The eldest Ronaldo, a 1st Lt. in the nascent Philippine Army Air Force (PAAC), survived the Bataan Death March, but was released by the Japanese from the concentration camp in Capas, Tarlac and instructed to report to the Japanese headquarters in Cagayan. He came home wearing his full PAAC uniform. Instead, he joined the 120th Infantry Regiment under Maj. Angeles Limena as one of his staff. After the war he joined the newly organized Philippine Air Force (PAF) but left after 18 months to join Philippine Airlines (PAL). He died in a plane crash on Jan. 24, 1950.
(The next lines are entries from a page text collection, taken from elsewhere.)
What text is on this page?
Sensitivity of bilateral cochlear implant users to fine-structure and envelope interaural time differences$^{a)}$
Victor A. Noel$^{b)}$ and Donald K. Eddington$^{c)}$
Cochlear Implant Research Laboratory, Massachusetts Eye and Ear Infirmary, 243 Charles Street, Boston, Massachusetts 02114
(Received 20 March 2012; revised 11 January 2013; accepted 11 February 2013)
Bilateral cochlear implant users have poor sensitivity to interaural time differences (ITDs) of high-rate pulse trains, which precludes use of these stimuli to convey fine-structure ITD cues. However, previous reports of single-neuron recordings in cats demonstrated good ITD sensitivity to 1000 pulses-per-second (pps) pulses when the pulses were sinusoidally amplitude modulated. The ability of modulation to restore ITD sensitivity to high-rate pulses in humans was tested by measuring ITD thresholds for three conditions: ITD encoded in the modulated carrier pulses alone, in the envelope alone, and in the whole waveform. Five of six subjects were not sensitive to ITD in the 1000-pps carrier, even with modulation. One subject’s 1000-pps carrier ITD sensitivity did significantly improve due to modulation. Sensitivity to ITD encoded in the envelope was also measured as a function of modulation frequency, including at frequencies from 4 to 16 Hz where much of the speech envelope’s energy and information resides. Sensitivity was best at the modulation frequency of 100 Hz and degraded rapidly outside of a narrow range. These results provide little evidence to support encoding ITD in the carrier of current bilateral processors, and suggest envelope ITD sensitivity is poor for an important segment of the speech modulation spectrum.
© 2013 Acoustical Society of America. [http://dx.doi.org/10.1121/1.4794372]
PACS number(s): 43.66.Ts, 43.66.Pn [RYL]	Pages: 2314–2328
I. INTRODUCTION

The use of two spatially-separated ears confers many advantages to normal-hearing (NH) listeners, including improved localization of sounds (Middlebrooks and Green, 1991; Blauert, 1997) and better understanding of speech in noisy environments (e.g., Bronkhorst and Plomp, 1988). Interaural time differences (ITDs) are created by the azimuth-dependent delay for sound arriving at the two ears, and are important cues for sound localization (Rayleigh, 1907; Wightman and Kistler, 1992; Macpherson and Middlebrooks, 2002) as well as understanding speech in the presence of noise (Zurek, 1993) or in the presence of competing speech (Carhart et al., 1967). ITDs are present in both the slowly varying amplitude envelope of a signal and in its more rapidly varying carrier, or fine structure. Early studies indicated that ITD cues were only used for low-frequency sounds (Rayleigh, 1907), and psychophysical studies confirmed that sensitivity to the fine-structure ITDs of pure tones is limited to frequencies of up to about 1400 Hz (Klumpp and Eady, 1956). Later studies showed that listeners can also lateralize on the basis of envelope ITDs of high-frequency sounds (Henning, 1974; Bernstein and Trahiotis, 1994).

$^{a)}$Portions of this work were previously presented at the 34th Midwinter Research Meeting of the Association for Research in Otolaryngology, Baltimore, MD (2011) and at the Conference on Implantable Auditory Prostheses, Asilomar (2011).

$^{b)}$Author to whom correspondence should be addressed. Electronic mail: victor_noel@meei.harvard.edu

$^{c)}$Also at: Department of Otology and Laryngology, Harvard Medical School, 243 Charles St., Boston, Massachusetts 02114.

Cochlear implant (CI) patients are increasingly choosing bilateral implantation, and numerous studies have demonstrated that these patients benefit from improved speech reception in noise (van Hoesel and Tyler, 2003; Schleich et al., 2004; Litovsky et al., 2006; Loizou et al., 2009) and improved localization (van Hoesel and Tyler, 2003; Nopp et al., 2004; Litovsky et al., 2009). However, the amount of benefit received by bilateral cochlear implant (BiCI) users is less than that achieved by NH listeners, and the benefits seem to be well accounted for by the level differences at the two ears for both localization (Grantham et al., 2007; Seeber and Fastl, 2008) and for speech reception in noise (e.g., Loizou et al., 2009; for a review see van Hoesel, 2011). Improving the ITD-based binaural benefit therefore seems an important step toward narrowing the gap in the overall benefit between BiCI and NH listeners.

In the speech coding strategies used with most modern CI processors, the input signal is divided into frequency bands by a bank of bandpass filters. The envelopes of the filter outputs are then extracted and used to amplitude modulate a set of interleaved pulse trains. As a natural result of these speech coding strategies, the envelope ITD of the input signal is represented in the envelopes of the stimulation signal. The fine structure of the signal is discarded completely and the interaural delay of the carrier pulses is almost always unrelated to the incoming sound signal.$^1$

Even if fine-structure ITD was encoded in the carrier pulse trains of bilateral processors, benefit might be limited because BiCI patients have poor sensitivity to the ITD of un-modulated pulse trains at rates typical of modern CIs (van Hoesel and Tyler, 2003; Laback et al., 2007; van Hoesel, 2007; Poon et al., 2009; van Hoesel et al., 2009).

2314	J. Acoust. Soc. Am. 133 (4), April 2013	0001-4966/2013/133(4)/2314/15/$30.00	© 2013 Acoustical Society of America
Apollo became a 2nd Lt. and platoon leader of “C” Company, 1st Battalion, 120th Regiment, 108th Division based in Initao, Misamis Oriental. He died fighting with the 19th Battalion Combat Team (BCT) of the Philippine Expeditionary Force to Korea (PEFTOK) defending Hill 191 (also called Arsenal Hill) and Hill Eerie, comprising Combat Outpost No. 8 at the Chorwon-Siboni corridor in the west-central sector of Korea on June 20, 1952, while repelling a superior force of the Chinese People’s Volunteer Army. The Philippine Navy’s BRP Apollo Tiano is named in his honor.
Uriel became a sergeant of “A” Company, 1st Battalion, 120th Regiment, 108th Division based at Pangayawan, Alubijid, Misamis Oriental, and ended the war in the Signal Corps.
The youngest brother Jaime was a private first class at only 15 years of age and served as a medical aide of the 120th Regimental Hospital together with his sister 1st Lt. Fe B. Tiano (RN), who was the unit’s sole regimental nurse at the regimental hospital at Talacogon, Lugait, Misamis Oriental.
As Cpl. Jesus B. Ilogon relates in his unpublished manuscript, Memoirs of a Guerrilla: The Barefoot Army,” Lt. Fe Tiano and PFC Jaime Tiano were engrossed in their hospital work, tending to the sick of the regimental hospital. They were so busy that they forgot to apply for their vacation, and when they did, it would be disapproved.” Truly a dilemma that our front lines in our hospitals and health care facilities could relate with!
“This is the story of the Tianos-brave and courageous, their battles are now part of history. While they went to war, their parents Emilia Bacarrisas and Leocadio Tiano and two sisters Ruth and Emily were left in Lapad (Alubijid, now part of Laguindingan), to stoke the home fires burning,” Ilogon noted.
There are too many others, both known and unknown, who suffered the ultimate sacrifice in our fight for freedom, and it’s beyond our limited knowledge and capacity to mention all of them here.
But let this not diminish our recognition of their uncommon valor and faith in our ultimate victory that may serve to inspire us to withstand the trials of this unseen enemy which now confronts us the world over.
Thank you for your service to the Philippines and the United States of America! MABUHAY!